Responsible Marketing

It’s a man’s world. You just get to live in it, sweetheart.

By February 6, 2008August 19th, 20202 Comments

I was leaving a restaurant in Issaquah (about 20 minutes East of Seattle) and this sign caught my eye:

After a double take, I realized that, no, I hadn’t gone back to the 1950’s, and, yes, this sign was for real.

Oh, the images this conjures…

Honey, I’m home! I just got back from my 1 Man Office. Would you mind bringing me my smoking jacket? That’s swell, hon. Now, when will my dinner be ready?

Okay, it’s just a crusty old sign, but it’s a contact point. A contact point that’s not message responsible. How many prospective tenants have they alienated?

At least half, I’d guess.

Join the discussion 2 Comments

  • Yup. Gender-neutral language is important–and it can cause some grammar issues. Yet I believe that you can have good grammar AND good (non-sexist, smoothly worded) taste.

    Just moments ago, I rewrote a line in an article I’m about to post on my site, from a well-known PR guru.

    The original contained this very common grammatical howler, in an attempt to be gender-neutral:

    “Of course, the journalist knows better, but nonetheless, they expect releases to
    be written in the third person.”

    I could have used the awkward “he or she” instead of “they”, but instead, I did it this way:

    “Of course, journalists know better, but nonetheless, they expect releases to
    be written in the third person.”

    And yet I still see lots of people either getting very awkward or using phrases like “manning a table.” Even lots of women will say that. I say “staffing a table.”

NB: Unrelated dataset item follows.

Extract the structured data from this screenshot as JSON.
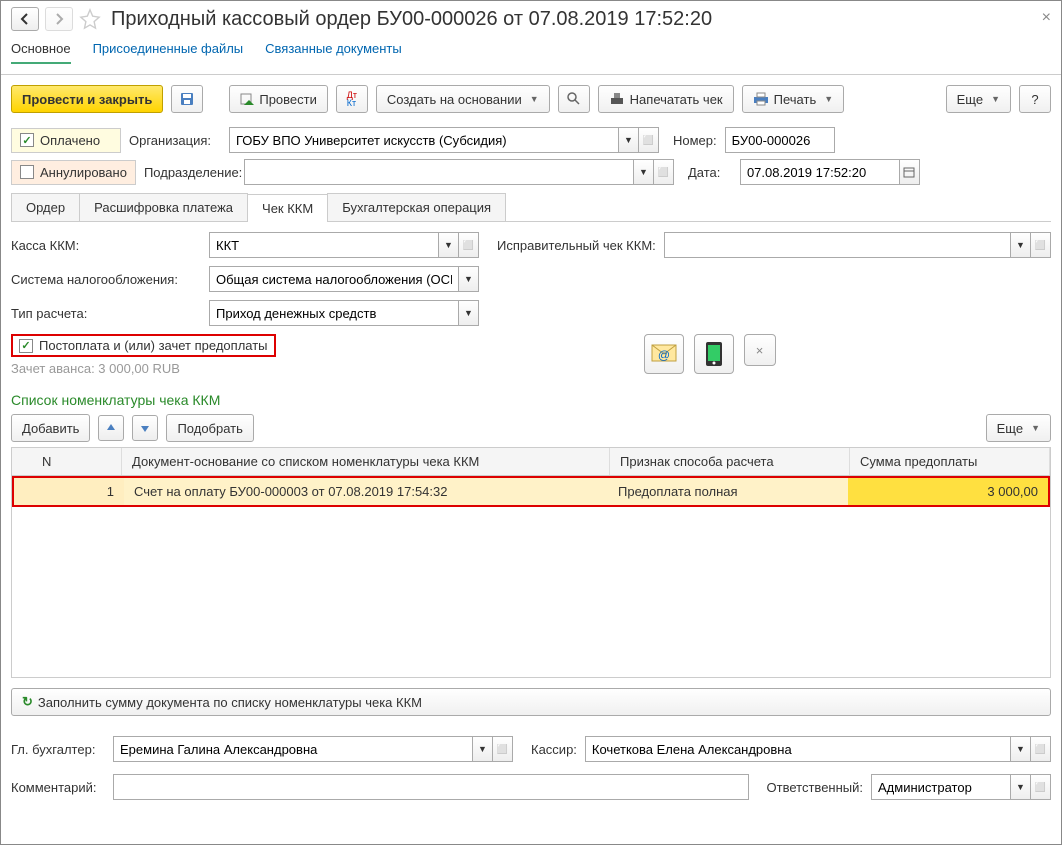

    Shel Horowitz, copywriter, author, speaker
    Blogging on the intersections of marketing, media, politics,
    ethics, and sustainability:

  • Interesting. I always say “she” if I don’t know the sex of the person or thing I am referring to. It is funny how often that will raise eyebrows. Even though it isn’t grammatically correct (yet), I’m a full supporter of the word “they” when referring to a “he or she” situation. If enough of us use it, it will eventually become correct.